Fit a linear regression to these data, using quap. Present and interpret the estimates. For every 10 units of increase in weight, how much taller does the model predict a child gets?
Plot the raw data, with height on the vertical axis and weight on the horizontal axis. Superimpose the MAP regression line and 89% interval for the mean. Also superimpose the 89% interval for predicted heights.
What aspects of the model fit concern you? Describe the kinds of assumptions you would change, if any, to improve the model. You don’t have to write any new code. Just explain what the model appears to be doing a bad job of, and what you hypothesize would be a better model.
d2 <- Howell1[Howell1$age < 18, ]
nrow(d2)
## [1] 192
#(a)
formula <- alist(
height ~ dnorm(mu, sigma),
mu <- a + b * weight,
a ~ dnorm(110, 30),
b ~ dnorm(0, 10),
sigma ~ dunif(0, 60)
)
m <- map(formula, data = d2)
precis(m, corr = TRUE)
## mean sd 5.5% 94.5%
## a 58.344736 1.39573911 56.114075 60.575397
## b 2.715044 0.06823403 2.605993 2.824095
## sigma 8.437247 0.43057617 7.749103 9.125391
#estimate of a = 58.4: for a participant below 18 years old with a weight of 0 kg the estimate height is 58.4cm.
#estimate of b = 2.72: for each additional unit of weight, there will be an increase in height of around 2.72 cm .
#estimate of σ = 8.44: the standard deviation of heights is around 8.44 cm.

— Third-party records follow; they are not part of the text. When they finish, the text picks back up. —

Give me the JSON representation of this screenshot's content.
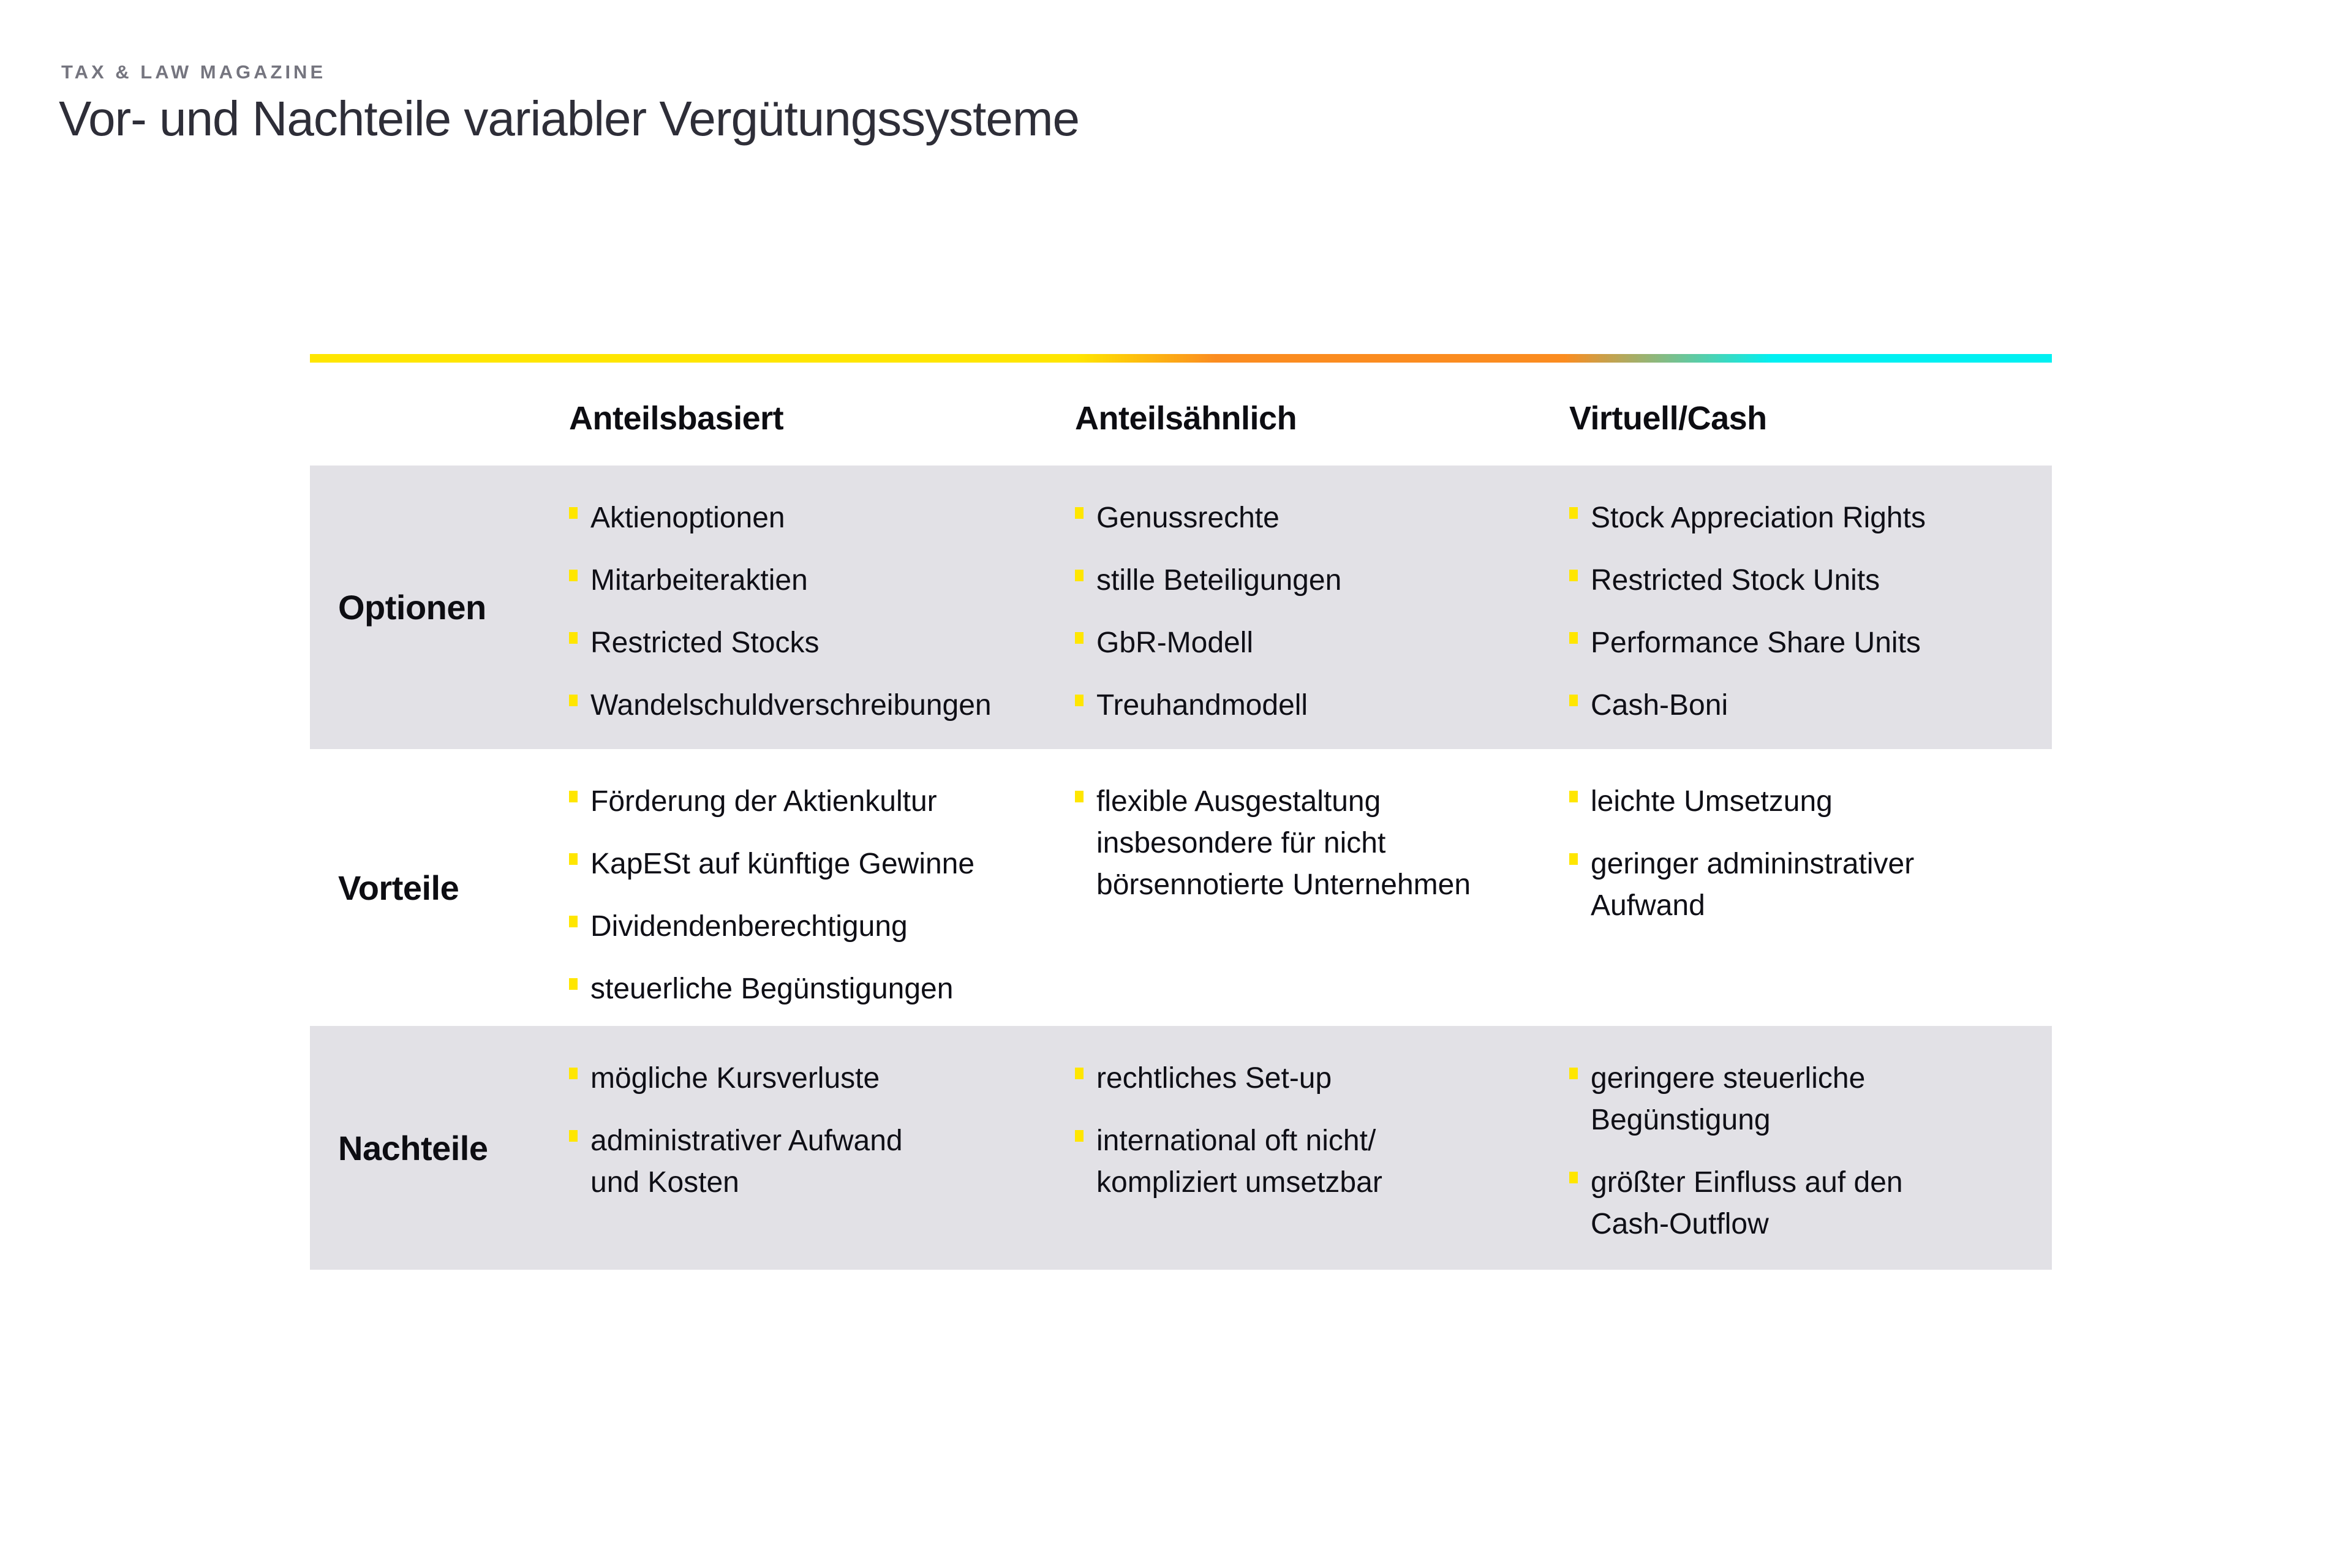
{
  "page": {
    "kicker": "TAX & LAW MAGAZINE",
    "title": "Vor- und Nachteile variabler Vergütungssysteme"
  },
  "colors": {
    "accent_yellow": "#FFE600",
    "accent_orange": "#FB8C20",
    "accent_cyan": "#00F0F2",
    "row_shade": "#E2E1E6",
    "text": "#0F0F16",
    "kicker_gray": "#75757F"
  },
  "table": {
    "columns": [
      "Anteilsbasiert",
      "Anteilsähnlich",
      "Virtuell/Cash"
    ],
    "rows": [
      {
        "label": "Optionen",
        "cells": [
          [
            "Aktienoptionen",
            "Mitarbeiteraktien",
            "Restricted Stocks",
            "Wandelschuldverschreibungen"
          ],
          [
            "Genussrechte",
            "stille Beteiligungen",
            "GbR-Modell",
            "Treuhandmodell"
          ],
          [
            "Stock Appreciation Rights",
            "Restricted Stock Units",
            "Performance Share Units",
            "Cash-Boni"
          ]
        ]
      },
      {
        "label": "Vorteile",
        "cells": [
          [
            "Förderung der Aktienkultur",
            "KapESt auf künftige Gewinne",
            "Dividendenberechtigung",
            "steuerliche Begünstigungen"
          ],
          [
            "flexible Ausgestaltung\ninsbesondere für nicht\nbörsennotierte Unternehmen"
          ],
          [
            "leichte Umsetzung",
            "geringer admininstrativer\nAufwand"
          ]
        ]
      },
      {
        "label": "Nachteile",
        "cells": [
          [
            "mögliche Kursverluste",
            "administrativer Aufwand\nund Kosten"
          ],
          [
            "rechtliches Set-up",
            "international oft nicht/\nkompliziert umsetzbar"
          ],
          [
            "geringere steuerliche\nBegünstigung",
            "größter Einfluss auf den\nCash-Outflow"
          ]
        ]
      }
    ]
  }
}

#For every 10 units of increase in weight, the model predicts a 27.2 cm increase in height.
#(b)
plot(height ~ weight, data = d2, col = col.alpha("purple", 0.3))
weight.seq <- seq(from = min(d2$weight), to = max(d2$weight), by = 1)
mu <- link(m, data = data.frame(weight = weight.seq))
mu.mean <- apply(mu, 2, mean)
mu.HPDI <- apply(mu, 2, HPDI, prob = 0.89)
lines(weight.seq, mu.mean)
shade(mu.HPDI, weight.seq)
sim.height <- sim(m, data = list(weight = weight.seq))
height.HPDI <- apply(sim.height, 2, HPDI, prob = 0.89)
shade(height.HPDI, weight.seq)
#(c)
#It seems the linear model does not fit well with the data to predit height, especially when the weight is <10 and >30, the model overestimates the height. I think a polynomial regression might solve this problem.